I'll call them Lucy and Ethel for reasons that become obvious to anyone who sees them together. They are two aging widows alone. Lucy is in her 90s, and suffers from increasing confusion and balance problems. Ethel is younger, age uncertain, and does her best after having a stroke some years ago during an operation for a brain tumor. She doesn't suffer from confusion as much as from blonde-ism, from the way I see it!
Between them they have half a mind, on a good day.
When one of them is ailing, the other comes in lieu of family as moral support. They lovingly nag the other into getting medical help, if needed, or will sit until all hours of the night so the ailing one is not alone in time of need.
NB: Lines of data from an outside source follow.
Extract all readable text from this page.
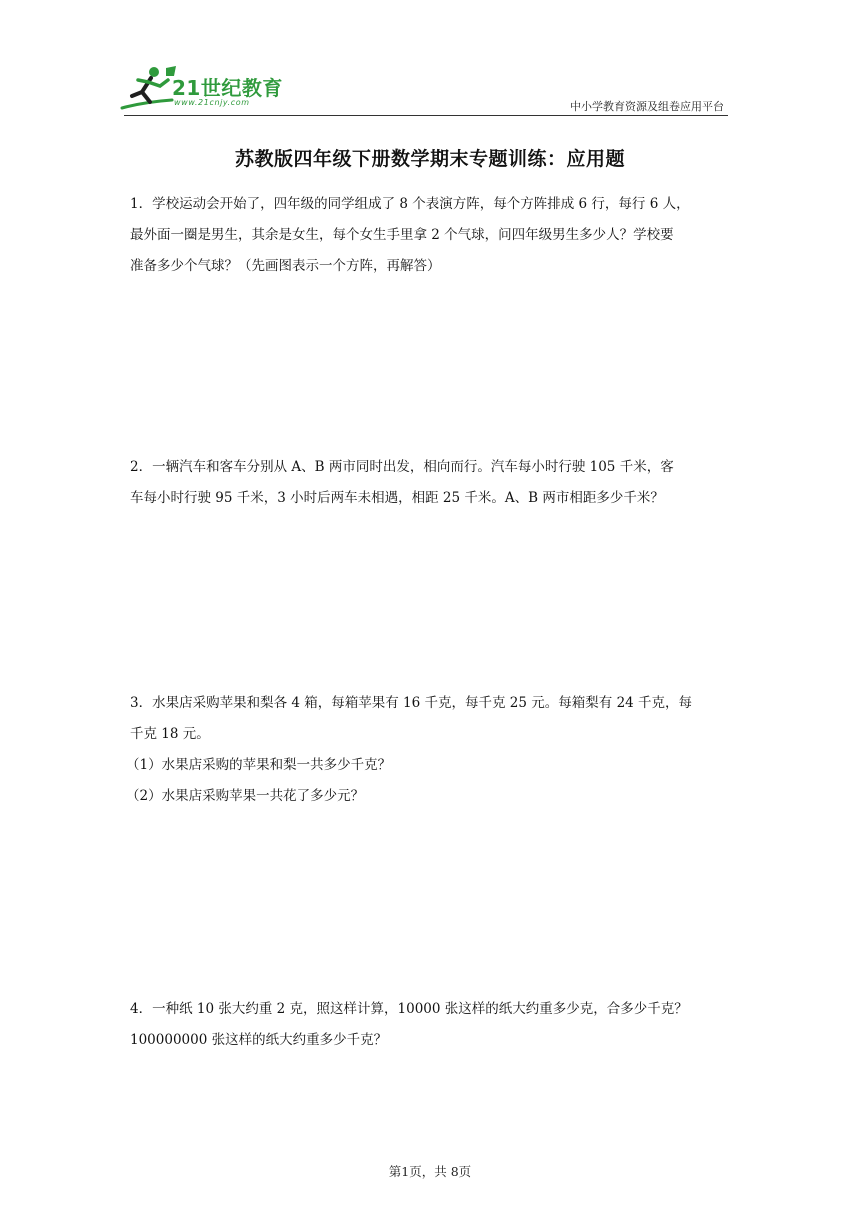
21世纪教育
www.21cnjy.com	中小学教育资源及组卷应用平台
苏教版四年级下册数学期末专题训练：应用题

1．学校运动会开始了，四年级的同学组成了 8 个表演方阵，每个方阵排成 6 行，每行 6 人，

最外面一圈是男生，其余是女生，每个女生手里拿 2 个气球，问四年级男生多少人？学校要

准备多少个气球？（先画图表示一个方阵，再解答）

2．一辆汽车和客车分别从 A、B 两市同时出发，相向而行。汽车每小时行驶 105 千米，客

车每小时行驶 95 千米，3 小时后两车未相遇，相距 25 千米。A、B 两市相距多少千米？

3．水果店采购苹果和梨各 4 箱，每箱苹果有 16 千克，每千克 25 元。每箱梨有 24 千克，每

千克 18 元。

（1）水果店采购的苹果和梨一共多少千克？

（2）水果店采购苹果一共花了多少元？

4．一种纸 10 张大约重 2 克，照这样计算，10000 张这样的纸大约重多少克，合多少千克？

100000000 张这样的纸大约重多少千克？

第1页，共 8页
One day Lucy fell as she was going into one of our public bathrooms. Her walker remained in the doorway as she landed on her back. Her head left a dent in the wall behind her. She repeatedly asked her rescuers what had happened, but refused to go to a hospital. Ethel appeared and nagged and nagged to no avail, Lucy was not going to the hospital.
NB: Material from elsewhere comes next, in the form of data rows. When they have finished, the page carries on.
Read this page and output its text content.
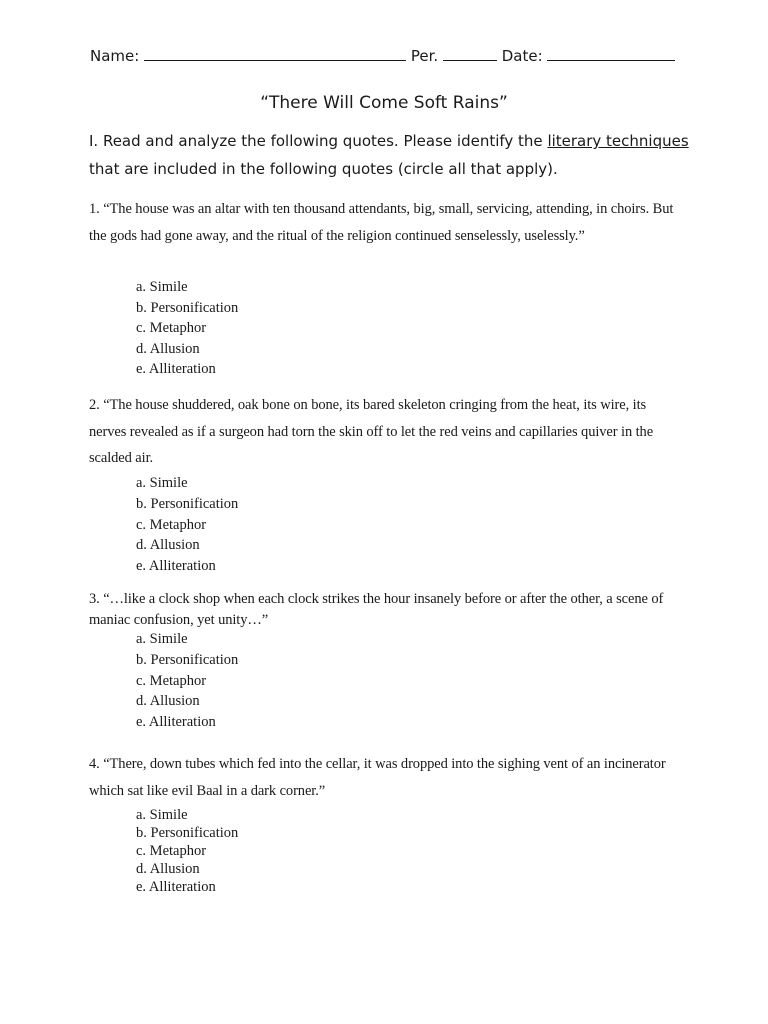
Name:	Per.	Date:
“There Will Come Soft Rains”
I. Read and analyze the following quotes. Please identify the literary techniques that are included in the following quotes (circle all that apply).
1. “The house was an altar with ten thousand attendants, big, small, servicing, attending, in choirs. But the gods had gone away, and the ritual of the religion continued senselessly, uselessly.”
a. Simile
b. Personification
c. Metaphor
d. Allusion
e. Alliteration
2. “The house shuddered, oak bone on bone, its bared skeleton cringing from the heat, its wire, its nerves revealed as if a surgeon had torn the skin off to let the red veins and capillaries quiver in the scalded air.
a. Simile
b. Personification
c. Metaphor
d. Allusion
e. Alliteration
3. “…like a clock shop when each clock strikes the hour insanely before or after the other, a scene of maniac confusion, yet unity…”
a. Simile
b. Personification
c. Metaphor
d. Allusion
e. Alliteration
4. “There, down tubes which fed into the cellar, it was dropped into the sighing vent of an incinerator which sat like evil Baal in a dark corner.”
a. Simile
b. Personification
c. Metaphor
d. Allusion
e. Alliteration
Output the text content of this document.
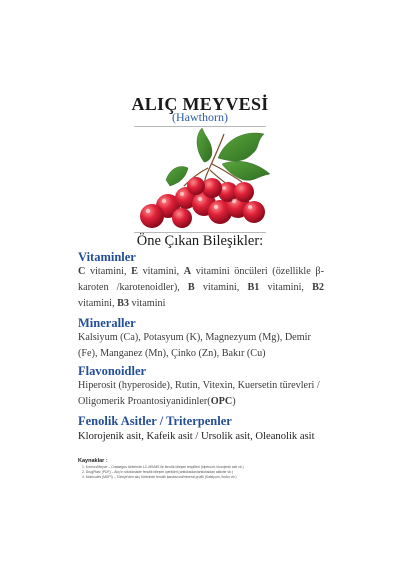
ALIÇ MEYVESİ
(Hawthorn)
Öne Çıkan Bileşikler:
Vitaminler
C vitamini, E vitamini, A vitamini öncüleri (özellikle β-karoten /karotenoidler), B vitamini, B1 vitamini, B2 vitamini, B3 vitamini
Mineraller
Kalsiyum (Ca), Potasyum (K), Magnezyum (Mg), Demir (Fe), Manganez (Mn), Çinko (Zn), Bakır (Cu)
Flavonoidler
Hiperosit (hyperoside), Rutin, Vitexin, Kuersetin türevleri / Oligomerik Proantosiyanidinler(OPC)
Fenolik Asitler / Triterpenler
Klorojenik asit, Kafeik asit / Ursolik asit, Oleanolik asit
Kaynaklar :
1. Kırmızı/Meyve – Crataegus türlerinde LC-MS/MS ile fenolik bileşen tespitleri (hiperozit, klorojenik asit vb.)
2. DrugPlatz (PDF) – Alıç'ın sitotoksisite fenolik bileşen içerikleri (antioksidan/antioksidan aktivite vb.)
3. Molecules (MDPI) – Türkiye'den alıç türlerinde fenolik karotenoid/mineral profili (Kalsiyum, fosfor vb.)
A few weeks later, Ethel was having palpitations. She sent another resident up to her apartment with management to find her pills. None could be found; apparently she hasn't had a prescription for several years. Lucy was adamant: Ethel needed to go to the hospital to be checked out.
In her staggering speech, Ethel replied, "That's what I kept trying to tell you when you fell, and you wouldn't go!" They argued for hours, but Ethel stayed home.
Yesterday, after several days of increasing confusion, Lucy went to the hospital for tests. Ethel spent the day circling her walker past my desk. "Any word?" I'd tell her, no, and her lips would tighten. "I tell her the same thing I told my husband. 'It's a good thing I love you, because I hate you!'"
If you ask Ethel if she lost her husband, she'll tell you no, he's at the cemetery right where she left him, her eyes twinkling the whole time she speaks. In her mind, I am sure she'll never lose her friend, Lucy, either. But her heart still worries; you can see it when her lips tighten as she looks out the front door before circling back around the atrium.